Most people don’t realize that many Customer Data platforms were created by accident. Basically, every major CDP vendor available on the market today evolved into the category. Most of the platforms started as CRMs, infrastructure tools, databases, tag managers, email tools, marketing automation systems, or even Reverse ETL platforms. Eventually, all of these SaaS platforms realized the same thing: building and maintaining a persistent customer record is difficult. Subsequently, every platform developed a very similar suite of features, and the CDP category was born.

Pedram's law of Customer Data Platforms

Before CDPs existed, managing customer data was really difficult. Not only did you have to set up your own internal processes to collect your data, but you also had to ask your data team to build and maintain custom integrations and pipelines to your operational tools to ensure that data was available to your business teams.

CDPs solved a key challenge in that they introduced a single, unified customer database where you could automatically collect, model, and sync data reliably at scale to your operational tools. The platforms saw major adoption because they offered a number of marketer-friendly tools that helped make data self-serve. The gap that had previously existed between your data teams and marketing teams was shortened because data teams didn’t have to spend their time managing brittle pipelines, and marketing teams didn’t have to wait to build and launch personalized campaigns. The platforms provided an interface for data teams to manage pipelines and a self-serve UI where marketers could build and manage audience cohorts for activation.

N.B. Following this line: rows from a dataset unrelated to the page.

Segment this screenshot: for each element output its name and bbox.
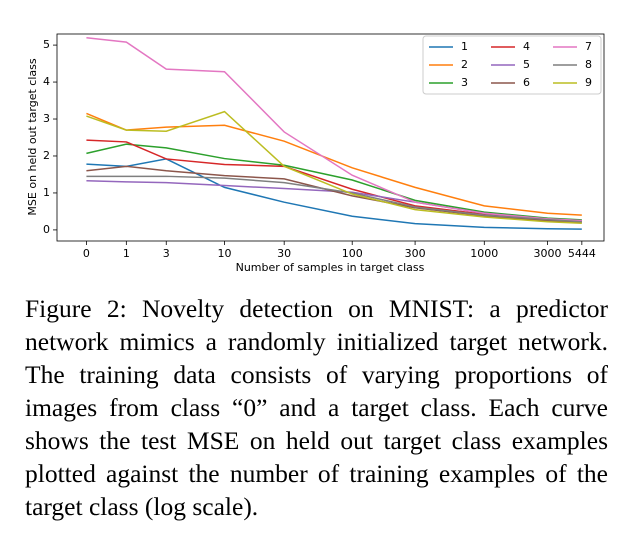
legend-label: 7	[585, 40, 592, 53]
legend-label: 5	[523, 58, 530, 71]
series-line	[86, 112, 582, 216]
x-tick-label: 5444	[568, 247, 596, 260]
x-tick-label: 3	[163, 247, 170, 260]
series-line	[86, 110, 582, 225]
chart: Number of samples in target class MSE on…	[26, 33, 605, 274]
y-tick-label: 2	[43, 149, 50, 162]
legend-label: 3	[461, 76, 468, 89]
y-tick-label: 4	[43, 75, 50, 88]
x-tick-label: 300	[405, 247, 426, 260]
series-line	[86, 143, 582, 221]
legend-label: 1	[461, 40, 468, 53]
x-tick-label: 1	[123, 247, 130, 260]
series-line	[86, 175, 582, 223]
y-axis-label: MSE on held out target class	[26, 58, 39, 215]
y-tick-label: 0	[43, 223, 50, 236]
legend-label: 4	[523, 40, 530, 53]
caption: Figure 2: Novelty detection on MNIST: a …	[25, 294, 608, 521]
x-axis-label: Number of samples in target class	[236, 261, 425, 274]
series-line	[86, 158, 582, 230]
legend-label: 2	[461, 58, 468, 71]
x-tick-label: 1000	[470, 247, 498, 260]
series-line	[86, 36, 582, 222]
x-tick-label: 3000	[534, 247, 562, 260]
x-tick-label: 100	[342, 247, 363, 260]
y-tick-label: 3	[43, 112, 50, 125]
legend-label: 6	[523, 76, 530, 89]
y-tick-label: 5	[43, 38, 50, 51]
plot-frame	[56, 33, 605, 242]
x-tick-label: 10	[218, 247, 232, 260]
x-tick-label: 30	[277, 247, 291, 260]
legend-label: 8	[585, 58, 592, 71]
legend-label: 9	[585, 76, 592, 89]
y-tick-label: 1	[43, 186, 50, 199]
x-tick-label: 0	[83, 247, 90, 260]
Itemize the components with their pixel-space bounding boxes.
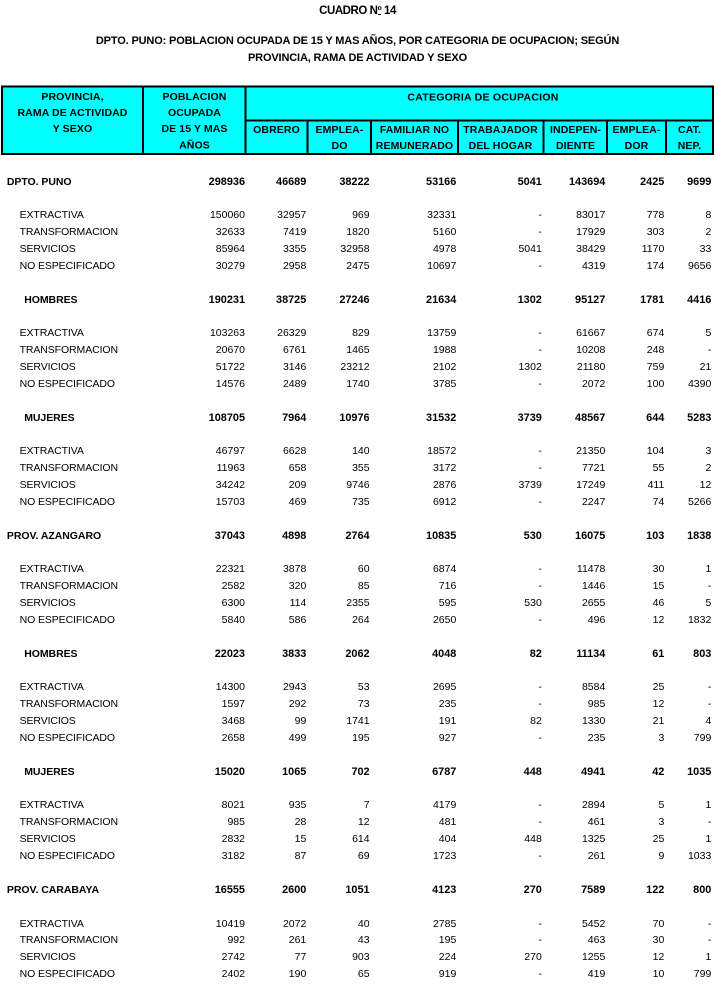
svg-text:EMPLEA-: EMPLEA-	[613, 124, 661, 136]
svg-text:NEP.: NEP.	[678, 140, 702, 152]
svg-text:AÑOS: AÑOS	[179, 139, 210, 152]
svg-text:EMPLEA-: EMPLEA-	[316, 124, 364, 136]
svg-text:INDEPEN-: INDEPEN-	[550, 124, 601, 136]
svg-text:Y SEXO: Y SEXO	[53, 123, 93, 135]
svg-text:DO: DO	[332, 140, 348, 152]
svg-text:FAMILIAR NO: FAMILIAR NO	[380, 124, 449, 136]
svg-text:DE 15 Y MAS: DE 15 Y MAS	[161, 123, 227, 135]
svg-text:POBLACION: POBLACION	[163, 91, 227, 103]
svg-text:DIENTE: DIENTE	[556, 140, 595, 152]
svg-text:RAMA DE ACTIVIDAD: RAMA DE ACTIVIDAD	[17, 107, 127, 119]
svg-text:CAT.: CAT.	[678, 124, 701, 136]
svg-text:DOR: DOR	[625, 140, 649, 152]
svg-text:PROVINCIA,: PROVINCIA,	[41, 91, 103, 103]
svg-text:CATEGORIA DE OCUPACION: CATEGORIA DE OCUPACION	[407, 92, 558, 104]
svg-text:REMUNERADO: REMUNERADO	[376, 140, 453, 152]
svg-text:OBRERO: OBRERO	[253, 124, 300, 136]
svg-text:OCUPADA: OCUPADA	[168, 107, 221, 119]
svg-text:TRABAJADOR: TRABAJADOR	[463, 124, 538, 136]
svg-text:DEL HOGAR: DEL HOGAR	[469, 140, 533, 152]
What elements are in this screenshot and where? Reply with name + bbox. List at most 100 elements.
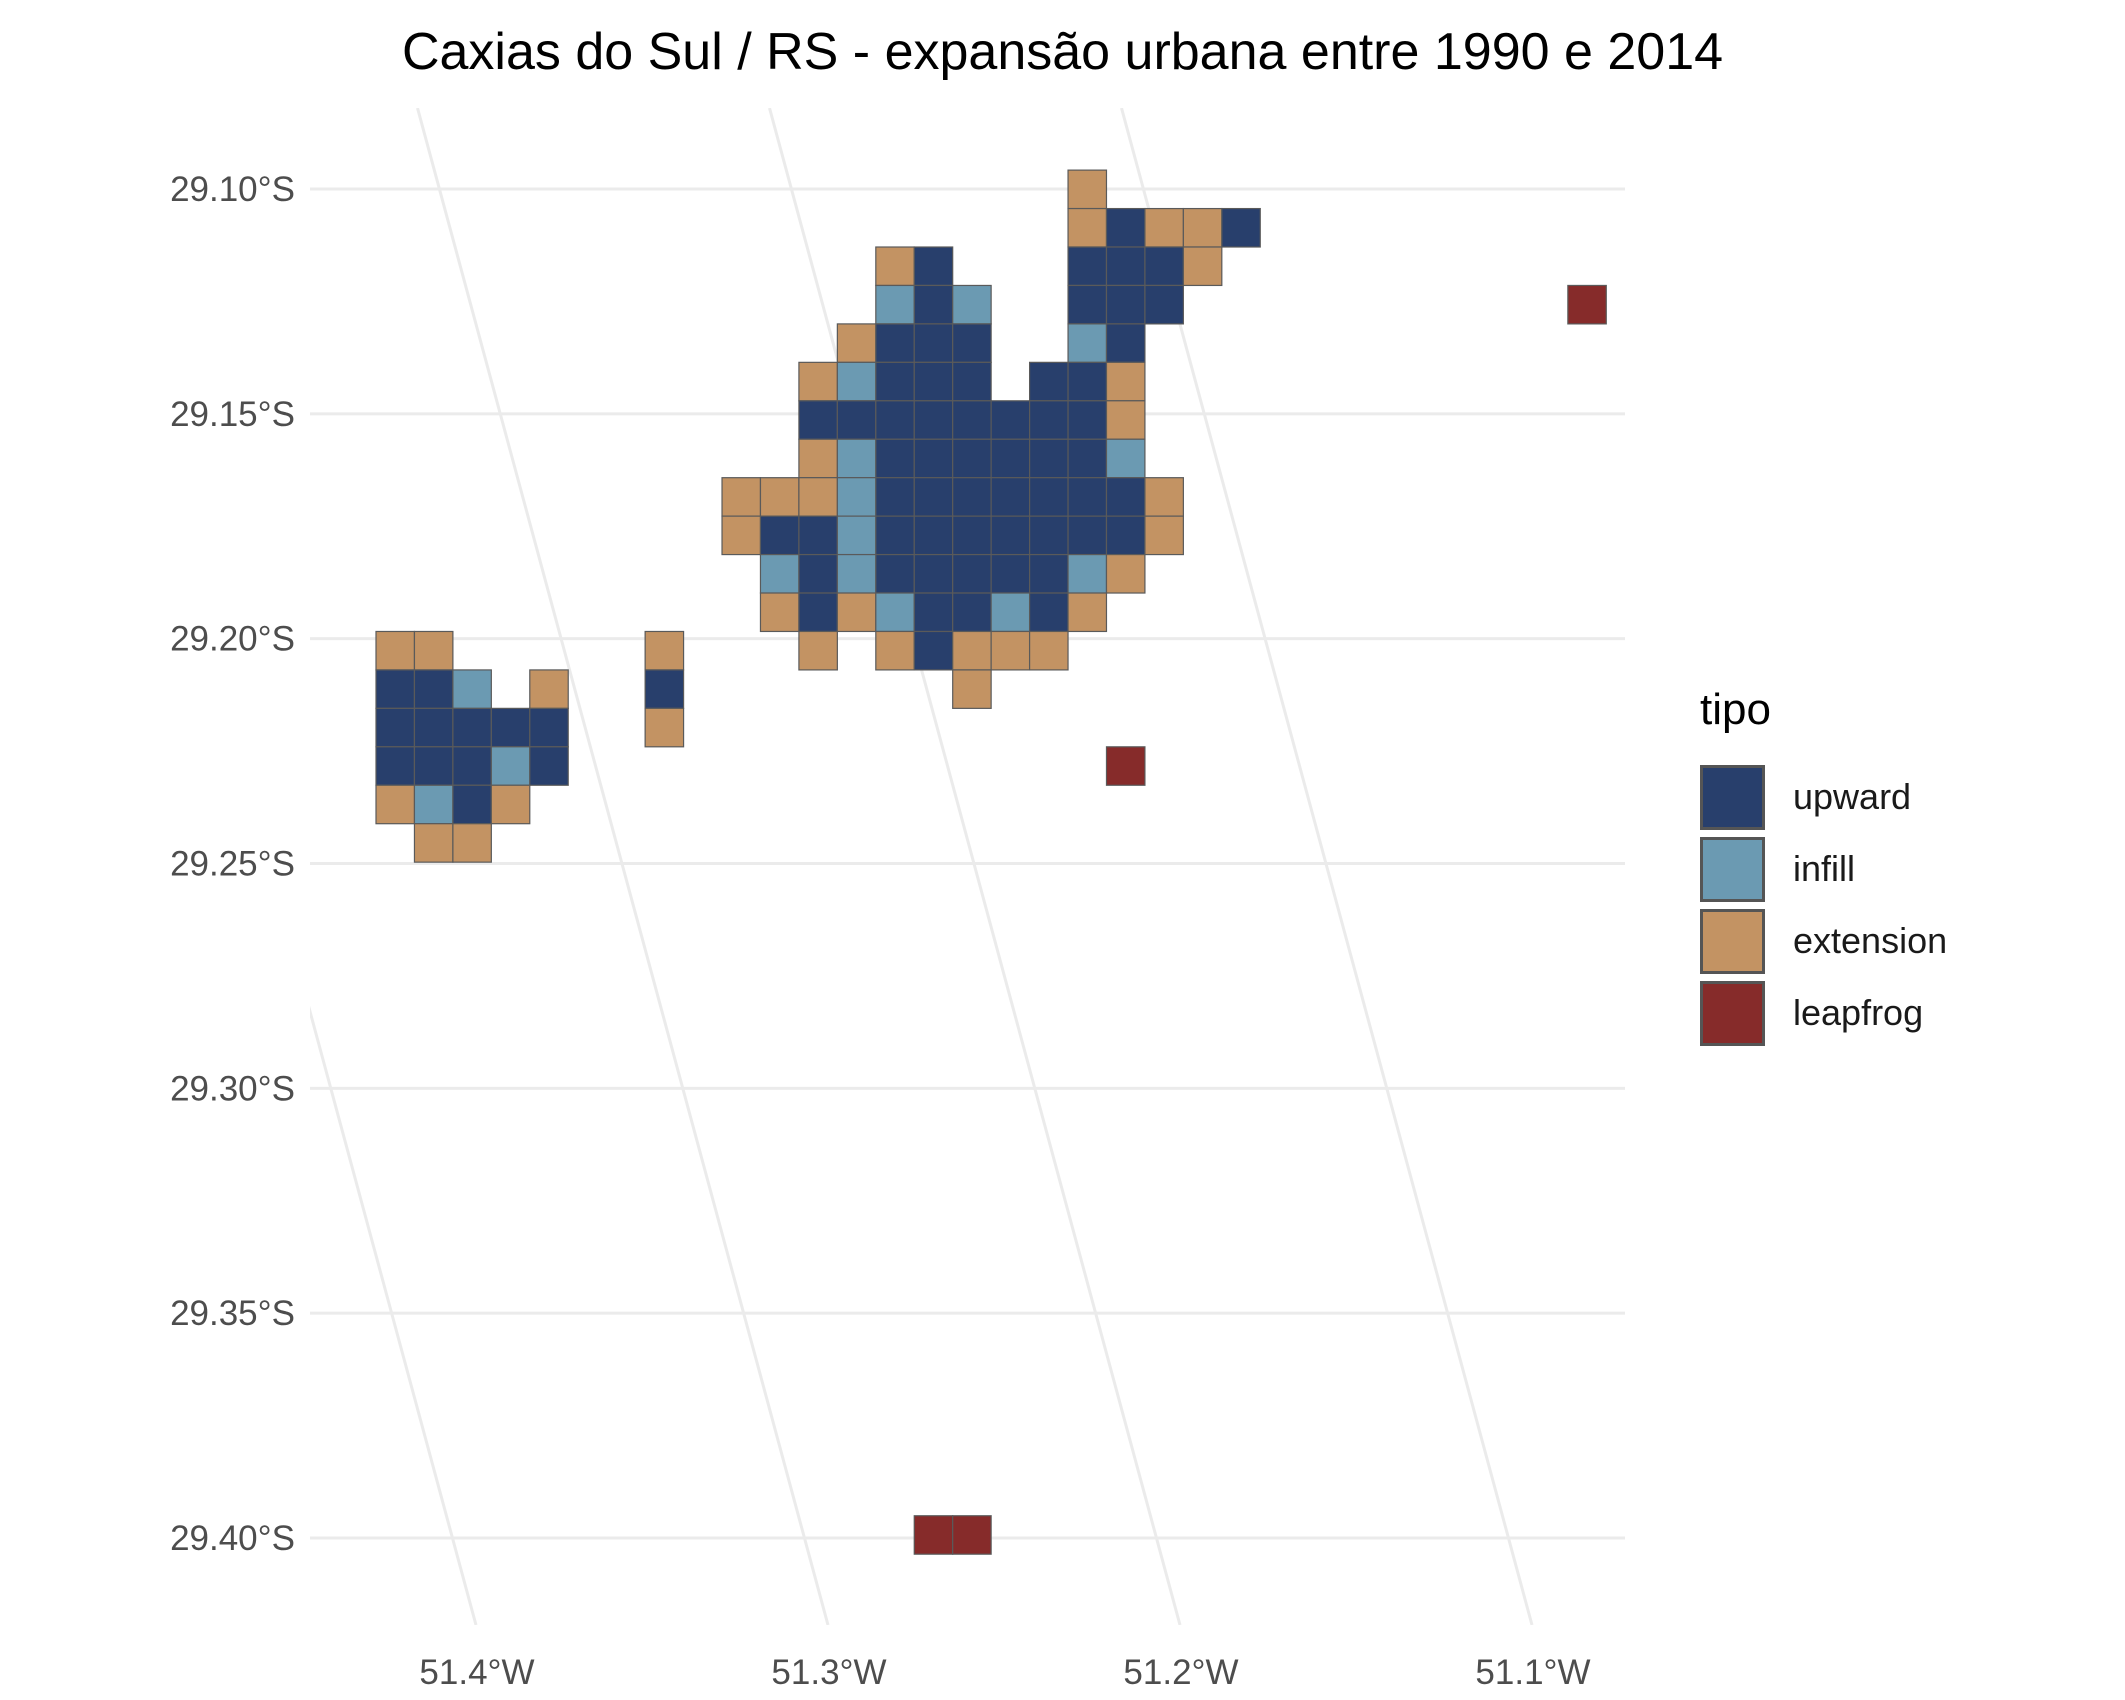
cell-upward bbox=[913, 284, 954, 325]
cell-extension bbox=[375, 784, 416, 825]
cell-extension bbox=[721, 477, 762, 517]
lon-tick-label: 51.3°W bbox=[771, 1653, 886, 1692]
lat-tick-label: 29.30°S bbox=[170, 1069, 295, 1108]
cell-upward bbox=[913, 553, 954, 594]
cell-extension bbox=[375, 630, 416, 671]
cell-upward bbox=[798, 553, 838, 594]
cell-extension bbox=[1067, 169, 1108, 210]
cell-upward bbox=[1105, 477, 1146, 517]
cell-upward bbox=[375, 669, 416, 709]
lon-tick-label: 51.4°W bbox=[419, 1653, 534, 1692]
cell-infill bbox=[990, 592, 1031, 633]
cell-extension bbox=[1182, 207, 1223, 248]
cell-upward bbox=[1028, 592, 1069, 633]
cell-extension bbox=[1067, 207, 1108, 248]
legend-title: tipo bbox=[1700, 685, 1771, 734]
cell-extension bbox=[1144, 207, 1184, 248]
cell-extension bbox=[875, 630, 915, 671]
cell-upward bbox=[375, 707, 416, 748]
cell-upward bbox=[952, 400, 992, 440]
cell-infill bbox=[875, 284, 915, 325]
cell-upward bbox=[990, 477, 1031, 517]
cell-extension bbox=[798, 630, 838, 671]
cell-upward bbox=[452, 746, 492, 786]
cell-upward bbox=[1028, 438, 1069, 479]
cell-upward bbox=[452, 707, 492, 748]
cell-extension bbox=[952, 630, 992, 671]
cell-upward bbox=[1028, 477, 1069, 517]
cell-infill bbox=[836, 515, 877, 556]
cell-upward bbox=[990, 553, 1031, 594]
cell-leapfrog bbox=[1567, 284, 1607, 325]
cell-upward bbox=[913, 400, 954, 440]
cell-upward bbox=[1067, 438, 1108, 479]
cell-upward bbox=[1067, 400, 1108, 440]
legend: tipo upward infill extension leapfrog bbox=[1700, 685, 1947, 1049]
cell-infill bbox=[875, 592, 915, 633]
cell-extension bbox=[798, 361, 838, 402]
cell-upward bbox=[913, 515, 954, 556]
lon-tick-label: 51.1°W bbox=[1475, 1653, 1590, 1692]
cell-extension bbox=[1105, 361, 1146, 402]
cell-upward bbox=[952, 323, 992, 363]
cell-upward bbox=[952, 592, 992, 633]
cell-leapfrog bbox=[952, 1515, 992, 1555]
cell-extension bbox=[1105, 553, 1146, 594]
cell-upward bbox=[913, 630, 954, 671]
cell-upward bbox=[952, 553, 992, 594]
cell-upward bbox=[644, 669, 685, 709]
cell-upward bbox=[529, 746, 569, 786]
lat-tick-label: 29.35°S bbox=[170, 1294, 295, 1333]
cell-extension bbox=[875, 246, 915, 287]
cell-upward bbox=[952, 477, 992, 517]
lon-gridline-0 bbox=[310, 1005, 478, 1625]
legend-label-infill: infill bbox=[1793, 848, 1856, 889]
cell-infill bbox=[836, 438, 877, 479]
cell-upward bbox=[875, 438, 915, 479]
cell-upward bbox=[875, 553, 915, 594]
cell-infill bbox=[836, 553, 877, 594]
cell-upward bbox=[990, 438, 1031, 479]
cell-upward bbox=[413, 707, 454, 748]
legend-label-extension: extension bbox=[1793, 920, 1948, 961]
cell-upward bbox=[1067, 477, 1108, 517]
lat-tick-label: 29.20°S bbox=[170, 620, 295, 659]
cell-upward bbox=[1028, 553, 1069, 594]
cell-upward bbox=[875, 400, 915, 440]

Customer Data Platform (CDP) Use Cases

While the lofty promise of Customer 360 is one of the main driving forces for all CDP adoption, at a broad level, there are two main reasons to adopt a CDP:

  1. You want to offload engineering work from your data team and adopt a managed platform that can collect and move data between systems efficiently at scale.
  2. You want to give your marketing team access to self-serve audience tooling so they can launch and test marketing campaigns faster and deliver more personalized customer experiences.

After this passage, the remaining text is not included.